But how do we respond when those hopes don’t materialize? And how should parents, friends, and mentors help those whose plans don’t turn out as they desired?

My Rejection Story

Ever since my undergraduate days, I dreamed of studying at Oxford. So as I finished up my master of divinity degree at Princeton Seminary, I began planning and praying that the Lord would make a way for us to move to Oxford. In an amazing blessing, I was given a full fellowship to pursue a one-year master’s degree at Oxford. All I had to do was get into a program.

I applied and was told I should have an answer by early February. The day for hearing about my application came and went. I didn’t understand. I had a sterling GPA and strong letters of support from several professors. My writing sample was among the best work I had ever done, and I was convinced that my acceptance was just a formality. After all, I had secured something much harder—a full fellowship to pay for my Oxford degree.

One morning, I decided to call the Oxford postgraduate admissions office to see if they could shed any light. The lady at the other end of the phone told me the letter was en route but might take another week or two to reach me. I begged her to tell me the gist of the letter. She paused and then took a deep breath. “I regret to inform you, Mr. Lindsay, that your application has not been successful.” It was the nicest way she could put the devastating news. I had been rejected.

I wept bitterly. I couldn’t go to school that day. I felt humiliated. How would I explain to the scholarship committee? What would I tell my friends? I’d asked everyone I knew to pray for my application. Needless to say, those prayers didn’t produce the results I wanted.

Surrendering in Prayer

Disappointment and loss have a way of pointing out idols we didn’t even realize we had in our lives. As I grappled with my rejection at Oxford, I came to realize a large part of my identity hung on my ability to perform. My self-worth was wrapped up in academic achievement.

Proverbs 16 speaks about surrendering our plans to God. “Commit your work to the LORD,” verse 3 states, “and your plans will be established.” The verb “commit” here refers literally to rolling over, to surrendering. It’s an acknowledgement in our daily living that God is over it all. We don’t fully know what today or tomorrow brings, but each day we prayerfully commit our work to the Lord, and he establishes our plans.

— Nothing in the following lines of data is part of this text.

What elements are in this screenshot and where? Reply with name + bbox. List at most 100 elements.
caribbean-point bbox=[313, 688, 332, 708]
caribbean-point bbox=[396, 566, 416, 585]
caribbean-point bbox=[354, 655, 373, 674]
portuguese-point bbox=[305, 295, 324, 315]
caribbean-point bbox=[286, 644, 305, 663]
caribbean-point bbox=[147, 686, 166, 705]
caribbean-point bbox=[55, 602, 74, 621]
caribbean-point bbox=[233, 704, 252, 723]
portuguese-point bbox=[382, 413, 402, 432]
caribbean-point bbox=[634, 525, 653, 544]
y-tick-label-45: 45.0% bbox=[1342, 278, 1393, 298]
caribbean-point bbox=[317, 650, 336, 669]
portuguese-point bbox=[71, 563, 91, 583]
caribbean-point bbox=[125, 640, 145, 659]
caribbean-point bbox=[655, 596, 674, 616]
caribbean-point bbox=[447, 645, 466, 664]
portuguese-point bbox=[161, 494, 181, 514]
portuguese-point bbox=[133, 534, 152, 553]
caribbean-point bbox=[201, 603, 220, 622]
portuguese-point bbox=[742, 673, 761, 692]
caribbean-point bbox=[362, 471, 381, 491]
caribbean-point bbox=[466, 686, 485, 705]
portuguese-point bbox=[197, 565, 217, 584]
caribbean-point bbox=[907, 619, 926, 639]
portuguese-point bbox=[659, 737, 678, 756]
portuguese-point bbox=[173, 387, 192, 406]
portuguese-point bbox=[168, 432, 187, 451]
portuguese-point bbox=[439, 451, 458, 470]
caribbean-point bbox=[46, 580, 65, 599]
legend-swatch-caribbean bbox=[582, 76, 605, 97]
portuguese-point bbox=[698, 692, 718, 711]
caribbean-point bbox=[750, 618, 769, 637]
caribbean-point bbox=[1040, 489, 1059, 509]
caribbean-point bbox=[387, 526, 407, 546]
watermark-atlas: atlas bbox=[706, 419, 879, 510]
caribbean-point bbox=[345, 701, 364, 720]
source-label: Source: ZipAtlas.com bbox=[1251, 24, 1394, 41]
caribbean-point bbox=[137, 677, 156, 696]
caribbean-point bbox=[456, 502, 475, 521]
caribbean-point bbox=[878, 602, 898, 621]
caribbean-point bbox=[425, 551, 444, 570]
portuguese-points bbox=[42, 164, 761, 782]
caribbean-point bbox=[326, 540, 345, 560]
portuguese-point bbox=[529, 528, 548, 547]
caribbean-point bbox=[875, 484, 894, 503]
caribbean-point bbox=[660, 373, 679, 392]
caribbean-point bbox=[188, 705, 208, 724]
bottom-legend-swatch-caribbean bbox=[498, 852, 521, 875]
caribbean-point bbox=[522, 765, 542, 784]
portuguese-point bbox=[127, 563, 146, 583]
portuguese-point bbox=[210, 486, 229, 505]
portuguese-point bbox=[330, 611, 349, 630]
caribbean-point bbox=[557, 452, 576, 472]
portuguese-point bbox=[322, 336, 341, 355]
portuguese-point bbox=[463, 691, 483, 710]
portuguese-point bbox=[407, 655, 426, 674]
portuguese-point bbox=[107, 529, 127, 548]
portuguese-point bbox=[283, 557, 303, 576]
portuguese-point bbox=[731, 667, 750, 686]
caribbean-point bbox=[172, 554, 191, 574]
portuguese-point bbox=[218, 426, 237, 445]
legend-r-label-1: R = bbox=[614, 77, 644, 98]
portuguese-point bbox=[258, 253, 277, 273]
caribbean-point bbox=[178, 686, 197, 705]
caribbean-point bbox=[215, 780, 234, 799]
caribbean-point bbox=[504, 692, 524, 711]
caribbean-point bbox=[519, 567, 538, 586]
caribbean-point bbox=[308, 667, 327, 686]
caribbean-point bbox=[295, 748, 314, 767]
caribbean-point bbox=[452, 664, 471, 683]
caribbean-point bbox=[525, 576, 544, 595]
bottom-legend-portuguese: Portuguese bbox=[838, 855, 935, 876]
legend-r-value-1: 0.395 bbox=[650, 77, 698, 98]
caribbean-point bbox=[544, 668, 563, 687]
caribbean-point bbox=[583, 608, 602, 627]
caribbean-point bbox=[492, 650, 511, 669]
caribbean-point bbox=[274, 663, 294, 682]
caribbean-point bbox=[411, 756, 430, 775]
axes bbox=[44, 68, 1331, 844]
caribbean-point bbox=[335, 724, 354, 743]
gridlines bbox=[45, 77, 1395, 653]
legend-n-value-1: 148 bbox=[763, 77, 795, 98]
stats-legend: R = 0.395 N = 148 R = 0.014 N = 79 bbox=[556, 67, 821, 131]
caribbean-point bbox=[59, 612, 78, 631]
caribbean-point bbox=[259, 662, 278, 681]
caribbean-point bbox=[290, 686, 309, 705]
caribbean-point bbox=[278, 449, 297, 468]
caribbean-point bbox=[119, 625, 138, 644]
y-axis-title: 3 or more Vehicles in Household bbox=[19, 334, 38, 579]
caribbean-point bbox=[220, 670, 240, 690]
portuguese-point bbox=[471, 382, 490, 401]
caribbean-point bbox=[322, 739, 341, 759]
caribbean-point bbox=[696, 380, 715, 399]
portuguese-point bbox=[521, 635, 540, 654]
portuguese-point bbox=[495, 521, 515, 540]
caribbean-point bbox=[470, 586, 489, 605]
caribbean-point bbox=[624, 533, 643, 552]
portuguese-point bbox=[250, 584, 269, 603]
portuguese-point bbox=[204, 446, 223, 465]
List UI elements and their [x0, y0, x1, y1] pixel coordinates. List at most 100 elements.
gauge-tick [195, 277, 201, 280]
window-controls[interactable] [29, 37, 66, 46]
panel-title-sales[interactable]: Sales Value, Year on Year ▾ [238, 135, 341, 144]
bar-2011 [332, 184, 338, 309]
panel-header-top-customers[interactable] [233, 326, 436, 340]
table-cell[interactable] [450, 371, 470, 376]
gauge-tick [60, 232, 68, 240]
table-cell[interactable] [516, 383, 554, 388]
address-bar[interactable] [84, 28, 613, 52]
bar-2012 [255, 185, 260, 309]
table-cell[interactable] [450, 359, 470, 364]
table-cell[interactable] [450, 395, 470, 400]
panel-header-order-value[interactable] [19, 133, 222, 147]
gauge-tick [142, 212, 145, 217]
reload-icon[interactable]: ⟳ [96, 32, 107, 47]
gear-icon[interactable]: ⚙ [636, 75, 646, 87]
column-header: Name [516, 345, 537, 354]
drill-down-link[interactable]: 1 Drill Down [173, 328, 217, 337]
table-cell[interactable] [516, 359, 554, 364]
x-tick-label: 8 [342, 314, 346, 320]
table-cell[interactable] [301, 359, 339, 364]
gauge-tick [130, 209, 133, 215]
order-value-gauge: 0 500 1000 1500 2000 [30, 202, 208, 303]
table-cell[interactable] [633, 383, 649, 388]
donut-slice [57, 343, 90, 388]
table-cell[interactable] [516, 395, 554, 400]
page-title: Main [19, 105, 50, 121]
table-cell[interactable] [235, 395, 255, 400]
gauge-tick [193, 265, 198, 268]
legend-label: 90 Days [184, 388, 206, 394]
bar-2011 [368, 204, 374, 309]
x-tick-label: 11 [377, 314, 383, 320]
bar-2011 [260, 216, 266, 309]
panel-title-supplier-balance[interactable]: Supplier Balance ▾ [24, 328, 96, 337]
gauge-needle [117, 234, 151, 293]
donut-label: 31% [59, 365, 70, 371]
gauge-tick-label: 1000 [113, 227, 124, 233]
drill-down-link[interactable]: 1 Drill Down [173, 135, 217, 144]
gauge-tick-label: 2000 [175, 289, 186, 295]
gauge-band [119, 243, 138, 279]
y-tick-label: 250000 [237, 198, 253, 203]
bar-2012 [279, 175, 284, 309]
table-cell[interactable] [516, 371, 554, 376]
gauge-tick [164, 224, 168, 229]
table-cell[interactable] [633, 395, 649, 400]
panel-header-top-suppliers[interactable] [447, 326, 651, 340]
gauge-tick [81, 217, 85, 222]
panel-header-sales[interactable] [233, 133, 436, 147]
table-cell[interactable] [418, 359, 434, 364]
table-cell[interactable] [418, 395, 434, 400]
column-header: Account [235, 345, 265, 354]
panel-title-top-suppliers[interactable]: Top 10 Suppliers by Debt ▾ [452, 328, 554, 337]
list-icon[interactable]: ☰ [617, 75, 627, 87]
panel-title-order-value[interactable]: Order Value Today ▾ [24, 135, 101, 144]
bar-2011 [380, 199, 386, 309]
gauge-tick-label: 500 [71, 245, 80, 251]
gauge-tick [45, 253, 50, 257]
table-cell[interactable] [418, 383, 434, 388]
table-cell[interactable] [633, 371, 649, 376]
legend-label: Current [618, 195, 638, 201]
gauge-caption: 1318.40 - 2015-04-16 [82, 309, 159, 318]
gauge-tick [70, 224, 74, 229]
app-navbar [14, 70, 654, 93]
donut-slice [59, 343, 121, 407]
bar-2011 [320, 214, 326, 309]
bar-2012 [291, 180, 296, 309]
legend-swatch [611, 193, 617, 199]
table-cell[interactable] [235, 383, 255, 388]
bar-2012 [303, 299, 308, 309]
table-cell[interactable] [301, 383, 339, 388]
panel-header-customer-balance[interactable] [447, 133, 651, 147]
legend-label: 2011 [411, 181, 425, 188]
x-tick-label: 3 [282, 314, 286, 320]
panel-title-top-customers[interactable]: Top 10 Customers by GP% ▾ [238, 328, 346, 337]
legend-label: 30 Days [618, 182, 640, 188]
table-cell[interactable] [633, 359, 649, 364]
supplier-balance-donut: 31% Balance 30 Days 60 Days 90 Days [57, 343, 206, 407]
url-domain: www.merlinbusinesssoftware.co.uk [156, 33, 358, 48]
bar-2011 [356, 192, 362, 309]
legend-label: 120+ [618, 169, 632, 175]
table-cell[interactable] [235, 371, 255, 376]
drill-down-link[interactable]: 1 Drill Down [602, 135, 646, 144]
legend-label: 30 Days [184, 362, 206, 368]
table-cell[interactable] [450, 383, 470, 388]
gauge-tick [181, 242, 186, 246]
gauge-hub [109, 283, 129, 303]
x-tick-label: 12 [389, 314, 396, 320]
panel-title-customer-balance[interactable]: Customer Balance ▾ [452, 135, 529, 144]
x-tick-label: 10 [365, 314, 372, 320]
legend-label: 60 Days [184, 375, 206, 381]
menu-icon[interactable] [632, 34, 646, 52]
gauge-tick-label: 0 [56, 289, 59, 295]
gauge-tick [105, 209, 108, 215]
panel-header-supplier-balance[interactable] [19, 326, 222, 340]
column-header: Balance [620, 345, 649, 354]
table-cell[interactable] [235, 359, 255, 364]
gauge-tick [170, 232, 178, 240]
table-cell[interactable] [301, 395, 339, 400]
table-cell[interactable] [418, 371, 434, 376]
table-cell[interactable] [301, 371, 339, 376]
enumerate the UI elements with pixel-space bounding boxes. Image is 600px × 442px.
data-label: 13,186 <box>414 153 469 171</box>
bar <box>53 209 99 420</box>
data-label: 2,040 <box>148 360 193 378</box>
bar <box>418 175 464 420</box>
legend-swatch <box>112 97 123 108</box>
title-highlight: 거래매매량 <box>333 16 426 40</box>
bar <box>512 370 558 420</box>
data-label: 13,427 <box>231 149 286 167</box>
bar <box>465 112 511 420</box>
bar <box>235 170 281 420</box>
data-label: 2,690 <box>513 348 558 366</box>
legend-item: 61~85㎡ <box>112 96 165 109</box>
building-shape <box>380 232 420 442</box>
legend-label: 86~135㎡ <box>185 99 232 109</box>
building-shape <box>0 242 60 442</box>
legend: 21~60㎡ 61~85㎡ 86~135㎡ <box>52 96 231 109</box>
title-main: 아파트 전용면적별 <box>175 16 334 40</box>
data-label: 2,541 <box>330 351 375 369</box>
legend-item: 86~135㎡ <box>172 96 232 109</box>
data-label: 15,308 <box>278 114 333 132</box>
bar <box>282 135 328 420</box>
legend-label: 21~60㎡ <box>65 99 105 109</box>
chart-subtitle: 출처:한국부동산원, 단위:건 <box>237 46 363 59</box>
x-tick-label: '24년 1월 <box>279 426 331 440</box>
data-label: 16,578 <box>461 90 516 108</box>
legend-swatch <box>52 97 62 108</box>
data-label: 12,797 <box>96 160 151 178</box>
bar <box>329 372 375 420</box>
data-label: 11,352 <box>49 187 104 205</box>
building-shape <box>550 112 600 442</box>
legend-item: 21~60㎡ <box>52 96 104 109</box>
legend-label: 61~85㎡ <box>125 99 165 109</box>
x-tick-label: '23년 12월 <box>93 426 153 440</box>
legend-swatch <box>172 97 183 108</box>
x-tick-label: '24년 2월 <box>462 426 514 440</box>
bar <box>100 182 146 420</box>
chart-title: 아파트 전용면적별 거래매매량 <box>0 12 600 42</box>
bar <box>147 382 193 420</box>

Disappointment and loss have a way of pointing out idols we didn’t even realize we had in our lives.

Prayer is our means of daily self-surrender. We grow in goodness and serenity, and we remove ourselves from the center of our existence, instead focusing on God. Prayer, in other words, is a “school of self-forgetfulness,” as Michael Casey puts it.

Tough times have a way of schooling us in the practice of prayer. In the hours and days following the news that I’d been rejected for the graduate program at Oxford, my prayers were more like heart cries than petitions. I was so devastated and embarrassed that I didn’t have enough clear thinking to ask things of God. But gradually, I began to understand more deeply what it meant to take our requests to the Lord.

I probably spent more time in prayer in the weeks after getting this news than I’d experienced in years. I learned many things about myself, some of which I didn’t like to learn—like how much pride and self-centeredness were alive and well in my character. And I saw how quick I was to tell the Lord what I wanted, and how rarely I paused to genuinely ask what he wanted with my life or this next venture.

Receive His Good Gifts

Over the next month, the Lord unfolded a plan that was even better than I could have imagined—and none of it would have been possible if my original plans had worked out. So in order to receive the many good gifts God had in store for my family, I had to experience the pain and disappointment of having my strategies rejected. Did God have to work that way? No, of course not. But it’s how it worked out. And I am so much better because of it.

The Christian pilgrimage is a process of recognizing that our strategies may not be the best, that we often deceive ourselves from seeing things as they really are, and that the surest way to abundant living is the process of surrender—of committing our work to the Lord so that our plans can be established. This is perhaps the most important lesson we can learn from the school of rejection.